First, we will reinforce and sustain our institutional capacity to deliver gender equality by increasing gender expertise in health, especially at senior levels. We will commit core financial resources to this agenda. Our organisations delivered results when our gender equality strategies were adequately resourced, and priority actions were central in our organisations’ core programmes of work.
Second, we commit to obtaining sex-disaggregated data from our programmes and member states for priority health indicators. Data provide a powerful and empowering visibility to gender inequalities. Despite decades of guidance requiring health data to be sex-disaggregated, this basic requirement for informed decision making is still far from being the norm.
The COVID-19 pandemic has shown that the health sector can do more to prioritise gender equality.
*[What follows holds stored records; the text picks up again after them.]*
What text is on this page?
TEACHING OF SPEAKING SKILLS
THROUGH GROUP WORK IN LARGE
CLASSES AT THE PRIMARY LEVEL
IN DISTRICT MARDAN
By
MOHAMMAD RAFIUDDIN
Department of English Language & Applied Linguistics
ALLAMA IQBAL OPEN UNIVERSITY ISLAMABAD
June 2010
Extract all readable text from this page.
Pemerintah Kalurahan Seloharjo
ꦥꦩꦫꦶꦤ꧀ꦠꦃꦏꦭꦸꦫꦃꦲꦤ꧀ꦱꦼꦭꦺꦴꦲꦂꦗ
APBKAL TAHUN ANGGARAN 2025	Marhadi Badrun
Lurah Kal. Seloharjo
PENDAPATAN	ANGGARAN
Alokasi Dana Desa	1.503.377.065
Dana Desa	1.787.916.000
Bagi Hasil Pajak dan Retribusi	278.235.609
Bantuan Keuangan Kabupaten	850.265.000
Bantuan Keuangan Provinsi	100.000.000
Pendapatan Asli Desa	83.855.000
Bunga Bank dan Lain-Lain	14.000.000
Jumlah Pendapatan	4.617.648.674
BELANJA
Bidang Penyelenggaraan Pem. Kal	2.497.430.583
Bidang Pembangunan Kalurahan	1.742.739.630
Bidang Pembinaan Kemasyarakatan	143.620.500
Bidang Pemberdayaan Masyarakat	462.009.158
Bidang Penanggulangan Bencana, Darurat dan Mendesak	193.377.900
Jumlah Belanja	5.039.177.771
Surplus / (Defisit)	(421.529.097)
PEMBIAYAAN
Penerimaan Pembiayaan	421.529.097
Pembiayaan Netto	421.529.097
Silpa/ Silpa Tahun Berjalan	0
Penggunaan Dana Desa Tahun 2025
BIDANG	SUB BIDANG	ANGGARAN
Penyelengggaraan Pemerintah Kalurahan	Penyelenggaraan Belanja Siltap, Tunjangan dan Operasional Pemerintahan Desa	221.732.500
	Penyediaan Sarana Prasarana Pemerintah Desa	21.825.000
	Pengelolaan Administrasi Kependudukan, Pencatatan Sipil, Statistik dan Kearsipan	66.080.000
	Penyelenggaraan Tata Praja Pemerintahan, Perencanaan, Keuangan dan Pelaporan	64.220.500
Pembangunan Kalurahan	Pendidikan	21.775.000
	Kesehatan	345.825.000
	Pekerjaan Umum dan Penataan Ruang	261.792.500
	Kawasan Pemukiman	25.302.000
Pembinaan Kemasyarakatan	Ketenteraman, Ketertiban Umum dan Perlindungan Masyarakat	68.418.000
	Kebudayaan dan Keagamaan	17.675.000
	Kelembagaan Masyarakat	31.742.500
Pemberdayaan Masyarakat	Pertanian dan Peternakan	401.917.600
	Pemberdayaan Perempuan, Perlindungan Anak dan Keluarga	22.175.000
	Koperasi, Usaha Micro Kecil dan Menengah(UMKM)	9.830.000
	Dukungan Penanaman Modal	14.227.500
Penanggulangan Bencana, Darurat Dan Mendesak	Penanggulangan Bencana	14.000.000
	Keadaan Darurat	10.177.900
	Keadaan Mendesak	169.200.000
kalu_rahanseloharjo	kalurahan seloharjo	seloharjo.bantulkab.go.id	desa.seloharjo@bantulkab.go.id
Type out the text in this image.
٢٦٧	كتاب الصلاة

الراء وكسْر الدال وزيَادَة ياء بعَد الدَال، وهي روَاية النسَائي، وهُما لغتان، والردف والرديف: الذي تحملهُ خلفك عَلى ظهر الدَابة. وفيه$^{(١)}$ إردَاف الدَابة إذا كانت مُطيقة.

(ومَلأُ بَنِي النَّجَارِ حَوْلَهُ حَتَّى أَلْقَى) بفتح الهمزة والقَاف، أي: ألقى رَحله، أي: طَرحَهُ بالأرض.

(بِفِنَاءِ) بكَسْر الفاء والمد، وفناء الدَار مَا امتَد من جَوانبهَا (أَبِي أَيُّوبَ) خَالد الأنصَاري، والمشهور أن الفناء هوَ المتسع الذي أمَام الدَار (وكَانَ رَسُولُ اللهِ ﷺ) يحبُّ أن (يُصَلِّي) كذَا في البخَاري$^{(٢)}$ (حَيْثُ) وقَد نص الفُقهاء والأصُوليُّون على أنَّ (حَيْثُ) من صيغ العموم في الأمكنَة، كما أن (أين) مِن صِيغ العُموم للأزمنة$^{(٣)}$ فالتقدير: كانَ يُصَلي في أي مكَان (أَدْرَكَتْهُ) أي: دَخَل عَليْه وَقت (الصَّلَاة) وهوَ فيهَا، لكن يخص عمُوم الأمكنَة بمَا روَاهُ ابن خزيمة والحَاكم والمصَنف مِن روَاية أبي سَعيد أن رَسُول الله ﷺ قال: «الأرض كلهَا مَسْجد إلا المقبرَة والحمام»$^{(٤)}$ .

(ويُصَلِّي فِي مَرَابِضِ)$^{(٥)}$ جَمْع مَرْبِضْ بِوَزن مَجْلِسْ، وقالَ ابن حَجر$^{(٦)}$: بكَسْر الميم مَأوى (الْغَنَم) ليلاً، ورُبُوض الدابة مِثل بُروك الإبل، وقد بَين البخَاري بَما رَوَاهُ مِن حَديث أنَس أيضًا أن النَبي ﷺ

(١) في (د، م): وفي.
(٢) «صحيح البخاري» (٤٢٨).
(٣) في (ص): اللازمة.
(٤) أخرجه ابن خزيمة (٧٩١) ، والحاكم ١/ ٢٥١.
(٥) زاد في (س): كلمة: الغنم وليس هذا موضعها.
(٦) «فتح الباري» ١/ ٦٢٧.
Only 48% and 36% of 199 countries reported sex-disaggregated data on COVID-19 cases and deaths.
Third, we will continue to leverage the expertise and capacity of feminist civil society to support the design, implementation, and monitoring of health policies, programmes, and community-centered solutions and hold our institutions accountable to our commitments.
Innovative partnerships forged during the COVID-19 pandemic between governments, civil society, and the private sector have mitigated some disruptions in essential services, delivered essential commodities, supported survivors of violence, and brought justice to those unfairly persecuted.
To drive structural change, voices from feminist civil society are needed at decision-making tables in clinics, communities, and our institutional governance structures.
Finally, to control COVID-19 and mitigate its impacts, we need to tackle the structural determinants of gender inequality—eg, political participation and economic systems—and the intersections with other inequities. To do this effectively, we must join forces with social justice movements. Cross-movement activism had a pivotal role in the global HIV/AIDS response and ensuring access to HIV treatment in countries such as South Africa and Brazil.
Therefore, our commitment to gender equality during this pandemic goes hand in hand with our commitment to global COVID-19 vaccine equity.
Global vaccine inequity currently defines the global pandemic response. It is a moral and a public health failure that 75% of the 3·47 billion COVID-19 vaccine doses administered by July 12, 2021, were administered in only ten countries.
A feminist response requires immediate sharing of knowledge, transfer of technological know-how, scale up of manufacturing, and the waiver of intellectual property protections for COVID-19 vaccines, as well as responding to gender-related barriers during vaccine deployment, including access for pregnant women. This approach will be essential if we are to have a fighting chance to prevent the erosion and reversal of hard-won health and gender equality gains.